In the midst of the Indian village were three well-built houses, the trading store, a small church and the school. Mrs. Simpson and Jack went into the schoolhouse together and were gone for half an hour. When they came out, Jack's face was crimson with excitement and Mrs. Simpson looked deeply interested. She entered the car after telling her chauffeur exactly how to find old Laska's hut, but neither she nor Jack gave any account to the others of what the teacher at the Indian school had told them of Olilie.

Jean could not bear it. She gave Jack a little shake. "What are you so mysterious about?" she questioned softly. "Olilie is not Laska's child, is she? You have found out something about her and you don't dare tell."

Jack hesitated. "It is queerer than we thought," she confessed. "Mrs. Merton, Olilie's teacher, does not think that Olilie is Laska's child, but she has no way of proving it. The funny thing is, she says that Laska gets money each month for taking care of Olilie and that is why she does not wish to give her up. No one knows who sends her the money nor where it comes from, Mrs. Merton says. But maybe if we tell Laska that she can keep this money if she lets us have Olilie, she will give her up to us. Mrs. Merton has tried to get Olilie away from Laska herself and to find out more about her, but she has never learned the least little thing."

Laska's hut was better than many of the other Indian houses, being made of timber plastered with mud and with a dirt roof. The door was half open, but it was impossible to tell whether any one inside saw the approach of the automobile.

Jack and Jean ran up the path ahead, without waiting for Mrs.
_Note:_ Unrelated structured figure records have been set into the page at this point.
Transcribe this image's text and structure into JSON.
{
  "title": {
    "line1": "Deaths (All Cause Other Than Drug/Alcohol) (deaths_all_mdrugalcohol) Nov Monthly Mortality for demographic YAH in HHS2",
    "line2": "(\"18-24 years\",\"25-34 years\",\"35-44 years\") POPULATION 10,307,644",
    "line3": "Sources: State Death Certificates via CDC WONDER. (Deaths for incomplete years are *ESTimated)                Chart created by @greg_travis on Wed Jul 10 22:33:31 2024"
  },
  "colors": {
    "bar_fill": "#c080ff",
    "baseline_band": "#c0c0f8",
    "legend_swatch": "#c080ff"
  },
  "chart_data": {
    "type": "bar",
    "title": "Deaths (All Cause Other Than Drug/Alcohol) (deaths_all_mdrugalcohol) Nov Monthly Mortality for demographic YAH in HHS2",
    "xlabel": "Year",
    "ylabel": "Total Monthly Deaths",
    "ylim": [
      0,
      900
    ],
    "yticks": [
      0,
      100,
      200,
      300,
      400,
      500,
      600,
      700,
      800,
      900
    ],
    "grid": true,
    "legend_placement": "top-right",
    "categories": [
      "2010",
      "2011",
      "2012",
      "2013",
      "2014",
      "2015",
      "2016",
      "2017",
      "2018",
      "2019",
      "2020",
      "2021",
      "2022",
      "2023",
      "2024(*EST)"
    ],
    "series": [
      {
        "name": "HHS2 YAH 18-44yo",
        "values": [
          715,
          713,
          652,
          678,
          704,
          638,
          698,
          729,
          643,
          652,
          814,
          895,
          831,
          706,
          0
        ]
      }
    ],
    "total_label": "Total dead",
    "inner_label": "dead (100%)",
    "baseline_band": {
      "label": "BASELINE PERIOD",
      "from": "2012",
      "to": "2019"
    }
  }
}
Simpson and were almost at Laska's door when a low, savage growl stopped them. Jean stepped back a moment and clutched at Jack's skirts, but Jack went on without thinking of danger. She only half heard Jean's cry of warning as she lifted her hand to knock on the door. In that second a great, grey figure sprang up in front of her and Jack saw two rows of sharp teeth on a level with her throat. She had lived all her life among the wild animals of the prairies and of the ranch, and knew that if, in a second of danger, she flinched or showed cowardice, she was lost. How she was able to stand perfectly still for that second she did not know, for a moment later, she gasped and turned white as a sheet, but Jean and Mrs. Simpson caught her. Frank Kent had managed in some remarkable fashion to get in front of Jack and strike down the huge brute with his stick. A few minutes later Laska came to the door of her hut. She had seen Jean and Jack approaching alone and had not known what friends they had with them.

A long and useless conversation followed. Laska would give no satisfaction about Olilie, insisting that the girl was her child, that she knew nothing of any money that came for her care. Josef was away, but they both wanted the girl to return home.
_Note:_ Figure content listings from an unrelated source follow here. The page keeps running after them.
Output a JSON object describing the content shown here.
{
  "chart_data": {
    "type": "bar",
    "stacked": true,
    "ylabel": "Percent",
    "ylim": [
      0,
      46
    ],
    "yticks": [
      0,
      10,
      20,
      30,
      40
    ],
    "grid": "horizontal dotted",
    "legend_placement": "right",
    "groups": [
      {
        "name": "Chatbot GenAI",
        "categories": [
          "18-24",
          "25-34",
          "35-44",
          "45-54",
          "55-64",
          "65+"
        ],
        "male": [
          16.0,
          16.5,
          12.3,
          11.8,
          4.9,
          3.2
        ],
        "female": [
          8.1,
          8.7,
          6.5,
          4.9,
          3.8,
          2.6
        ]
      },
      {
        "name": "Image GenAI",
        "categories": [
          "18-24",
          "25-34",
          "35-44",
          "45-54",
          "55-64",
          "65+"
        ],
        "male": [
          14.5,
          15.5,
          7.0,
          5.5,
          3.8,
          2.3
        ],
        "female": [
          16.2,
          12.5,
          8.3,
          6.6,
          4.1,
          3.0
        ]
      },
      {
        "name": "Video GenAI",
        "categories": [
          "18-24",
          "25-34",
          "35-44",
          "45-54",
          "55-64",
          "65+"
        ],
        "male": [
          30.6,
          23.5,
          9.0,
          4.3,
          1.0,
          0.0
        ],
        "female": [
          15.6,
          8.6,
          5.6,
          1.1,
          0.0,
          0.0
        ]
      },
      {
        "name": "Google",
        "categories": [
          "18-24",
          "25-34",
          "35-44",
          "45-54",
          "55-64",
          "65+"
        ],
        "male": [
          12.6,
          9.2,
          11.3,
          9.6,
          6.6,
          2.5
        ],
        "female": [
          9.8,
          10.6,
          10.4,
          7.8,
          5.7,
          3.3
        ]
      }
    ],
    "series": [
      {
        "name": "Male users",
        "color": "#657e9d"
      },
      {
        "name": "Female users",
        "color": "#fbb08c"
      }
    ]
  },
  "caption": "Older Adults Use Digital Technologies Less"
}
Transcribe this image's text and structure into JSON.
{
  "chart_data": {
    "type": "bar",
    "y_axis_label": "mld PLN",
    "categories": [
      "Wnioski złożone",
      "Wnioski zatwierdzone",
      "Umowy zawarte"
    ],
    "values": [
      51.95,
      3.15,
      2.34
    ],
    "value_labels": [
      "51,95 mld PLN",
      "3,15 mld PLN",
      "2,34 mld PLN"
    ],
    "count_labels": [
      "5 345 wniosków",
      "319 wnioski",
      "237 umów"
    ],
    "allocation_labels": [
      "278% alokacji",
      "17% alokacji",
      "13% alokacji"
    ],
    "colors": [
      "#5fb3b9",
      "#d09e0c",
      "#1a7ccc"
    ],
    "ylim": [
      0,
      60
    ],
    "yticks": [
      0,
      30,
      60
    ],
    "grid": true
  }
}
Mrs. Simpson grew weary of argument and pleading. "Look here, Laska," she said at last, "we are not going to allow the Indian girl to come back to you. Any one could look at you both and see that she is not your own child, and if you try to get her away from us or to molest her in any way, I shall make it my business to find out who sends you money for her and you shall have neither the money nor the girl."

Laska made no further objection, but neither Jean, nor Jack, nor Frank Kent liked the expression of her face, as she watched them leave her cabin. She made a sign of some kind in the air and mumbled a curious Indian incantation that had a menacing sound.